Say you wanted a distributed Dask cluster with a total of 100 CPU cores, 1TB memory, and 10 GPUs.
What’s the best way to set up the cluster worker nodes?
Should the workers nodes be uniform? i.e. same number of workers/thread, same CPU/Memory,GPU, etc. Or does it not matter?
Is it best to have each worker node running on a single thread (1 worker per node), or does it not matter? i.e. does running multiple threads on a worker node create overhead that can be avoided by simply using more worker nodes to provide the same amount of workers?

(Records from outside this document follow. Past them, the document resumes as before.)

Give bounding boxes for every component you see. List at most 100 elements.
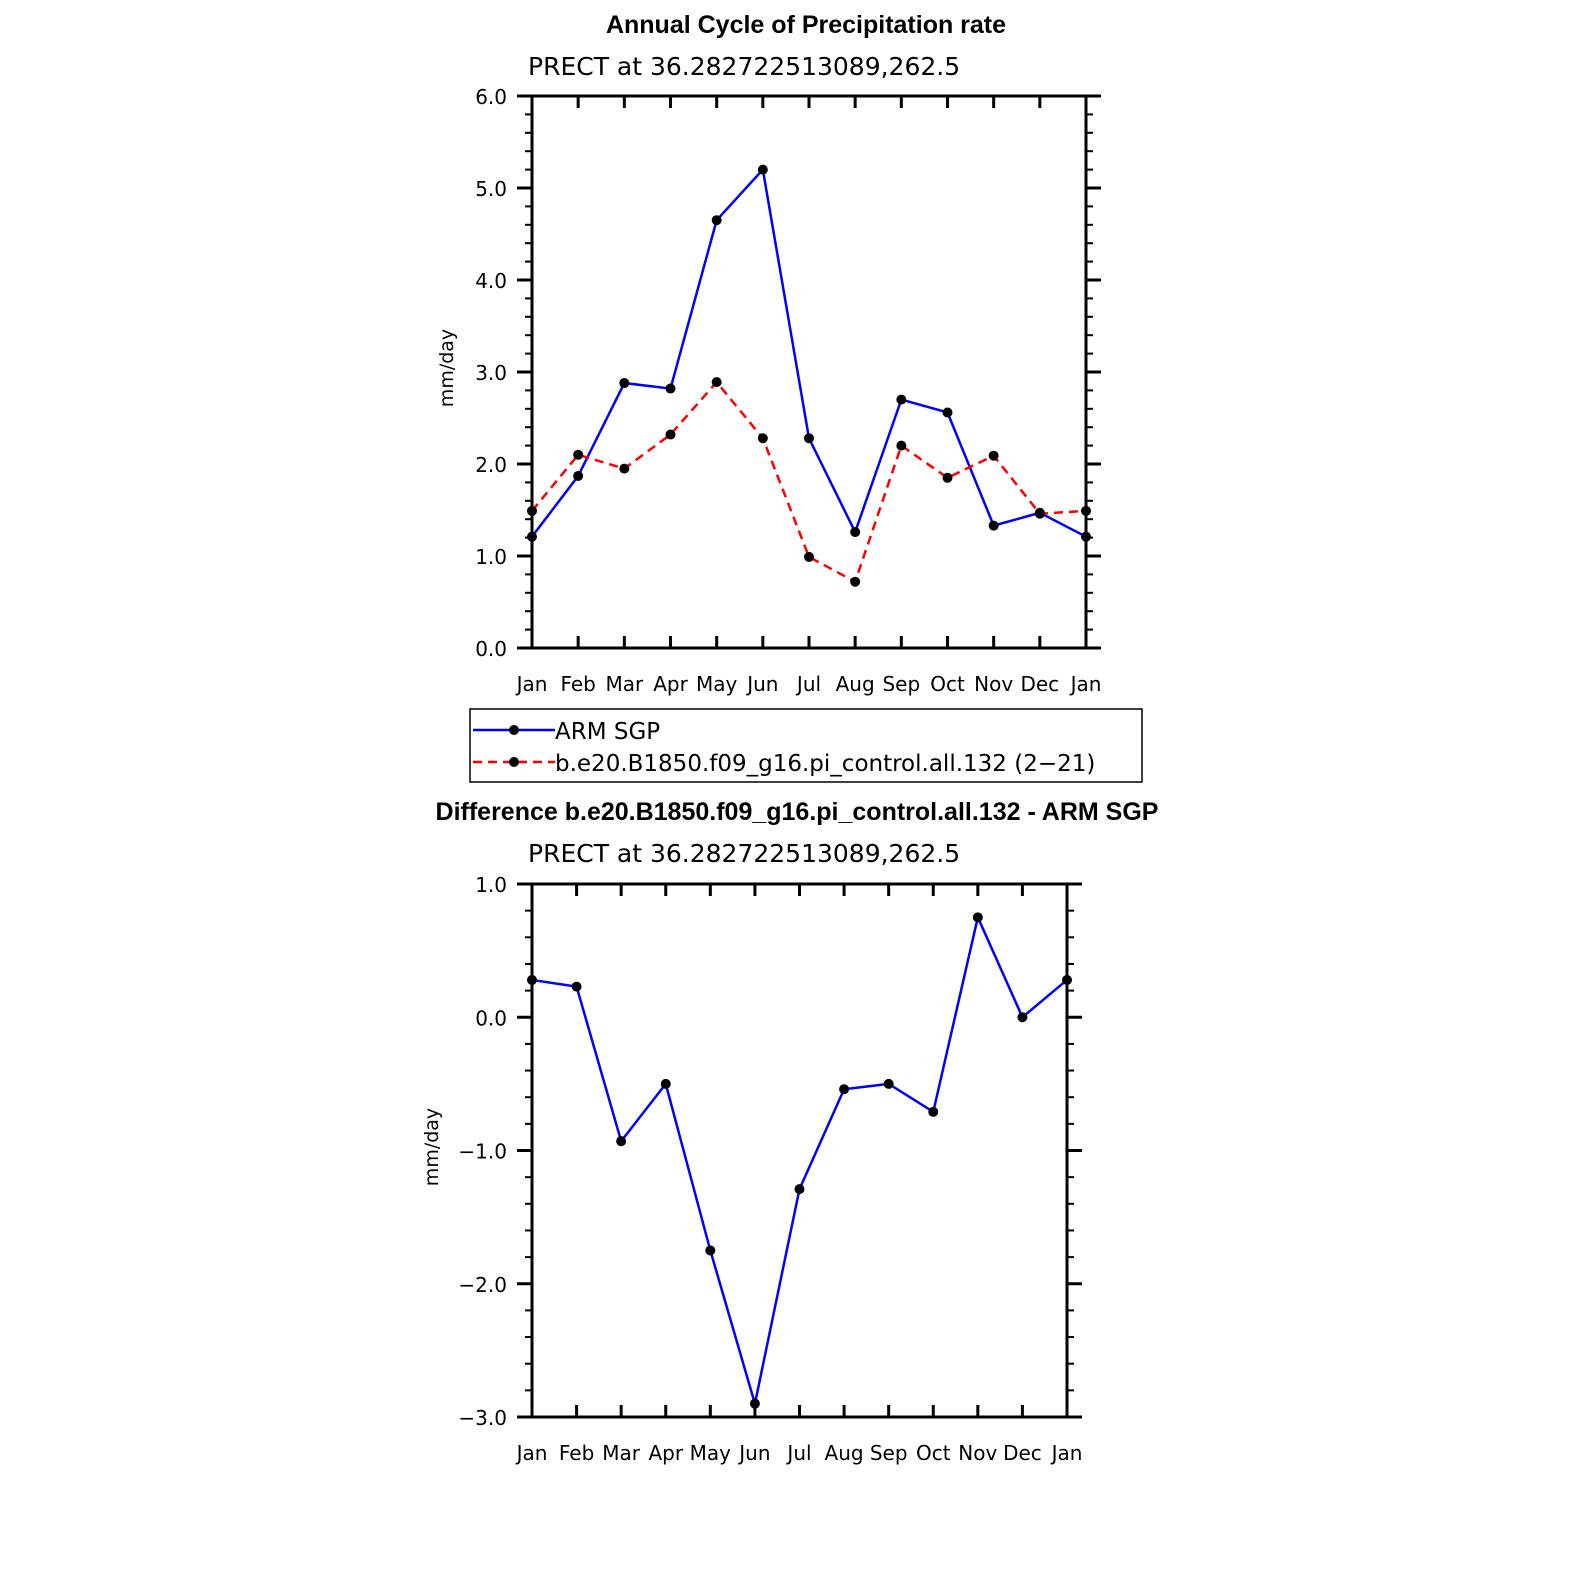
bottom-series-0-point: [883, 1078, 894, 1089]
bottom-series-group: [527, 912, 1072, 1409]
top-tick-labels: Jan Feb Mar Apr May Jun Jul Aug Sep Oct Nov Dec Jan 0…: [475, 85, 1101, 696]
bottom-series-0-line: [531, 916, 1068, 1405]
top-plot-frame: [530, 94, 1088, 650]
bottom-x-tick-label: Jun: [737, 1441, 770, 1465]
top-series-0-point: [665, 383, 676, 394]
bottom-x-tick-label: Sep: [870, 1441, 908, 1465]
bottom-x-tick-label: May: [690, 1441, 732, 1465]
bottom-series-0-point: [928, 1106, 939, 1117]
top-chart-title: Annual Cycle of Precipitation rate: [606, 11, 1006, 39]
chart-top: Annual Cycle of Precipitation rate PRECT…: [436, 11, 1101, 696]
bottom-plot-frame: [530, 882, 1069, 1419]
top-x-tick-label: Apr: [653, 672, 688, 696]
top-series-0-point: [527, 531, 537, 542]
top-y-tick-label: 1.0: [475, 545, 507, 569]
top-x-tick-label: Feb: [560, 672, 595, 696]
bottom-plot-area: [517, 882, 1082, 1419]
bottom-y-tick-label: 0.0: [475, 1006, 507, 1030]
top-y-axis-label: mm/day: [436, 329, 458, 407]
bottom-series-0-point: [1062, 974, 1072, 985]
top-series-0-point: [804, 433, 814, 444]
top-x-tick-label: Jun: [745, 672, 778, 696]
top-series-0-point: [619, 378, 630, 389]
top-y-tick-label: 3.0: [475, 361, 507, 385]
top-y-tick-label: 0.0: [475, 637, 507, 661]
bottom-x-tick-label: Jan: [1050, 1441, 1083, 1465]
top-x-tick-label: Sep: [882, 672, 920, 696]
top-x-tick-label: Jan: [1069, 672, 1102, 696]
top-series-1-point: [988, 450, 999, 461]
top-x-tick-label: Oct: [930, 672, 965, 696]
top-series-0-point: [573, 470, 584, 481]
top-series-1-line: [531, 380, 1087, 584]
top-series-0-point: [896, 394, 907, 405]
bottom-series-0-point: [527, 974, 537, 985]
bottom-x-tick-label: Mar: [602, 1441, 641, 1465]
top-series-0-point: [757, 164, 768, 175]
bottom-y-tick-label: 1.0: [475, 873, 507, 897]
bottom-x-tick-label: Feb: [559, 1441, 594, 1465]
top-x-tick-label: Nov: [974, 672, 1013, 696]
bottom-x-tick-label: Nov: [958, 1441, 997, 1465]
top-series-1-point: [1081, 505, 1091, 516]
bottom-series-0-point: [794, 1184, 805, 1195]
legend: ARM SGP b.e20.B1850.f09_g16.pi_control.a…: [469, 708, 1143, 783]
legend-label-model: b.e20.B1850.f09_g16.pi_control.all.132 (…: [555, 751, 1095, 777]
top-series-1-point: [942, 472, 953, 483]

Because GPUs can’t be easily shared between workers, will the requirement of 10 GPUs limit me to having a max of 10 workers threads running on the cluster?
Ex:
- 10 workers nodes - Each node with a single worker running on a single thread, 10 CPU cores, 100GB memory, and 1 GPU (10 workers, single threaded, uniform)
- 5 worker nodes - Each node with 2 workers running on 2 threads, sharing 20 CPU cores, 200GB memory, and 2 GPUs (10 workers, multi threaded, uniform)
- 2 worker nodes - One worker node with 6 workers running on 6 threads, sharing 60 CPU cores, 600GB memory, and 6 GPUs. And the other worker node with 4 workers running 4 threads, sharing 40 CPU, 400GB memory, and 4 GPUs. (10 workers, multi threaded, non-uniform)
- 10 worker nodes - Each node with a 2 workers running on 2 threads, sharing 10 CPU cores, 100 GB memory, and 1 GPU (20 workers, multi threaded, uniform, but workers > GPUs so there are 10 workers that don’t have access to the single GPU on the node)
- etc.
In addition, does the Dask scheduler need to have GPUs?Is there a recommended amount of resources I should allocate to the scheduler with respect to the size of the cluster?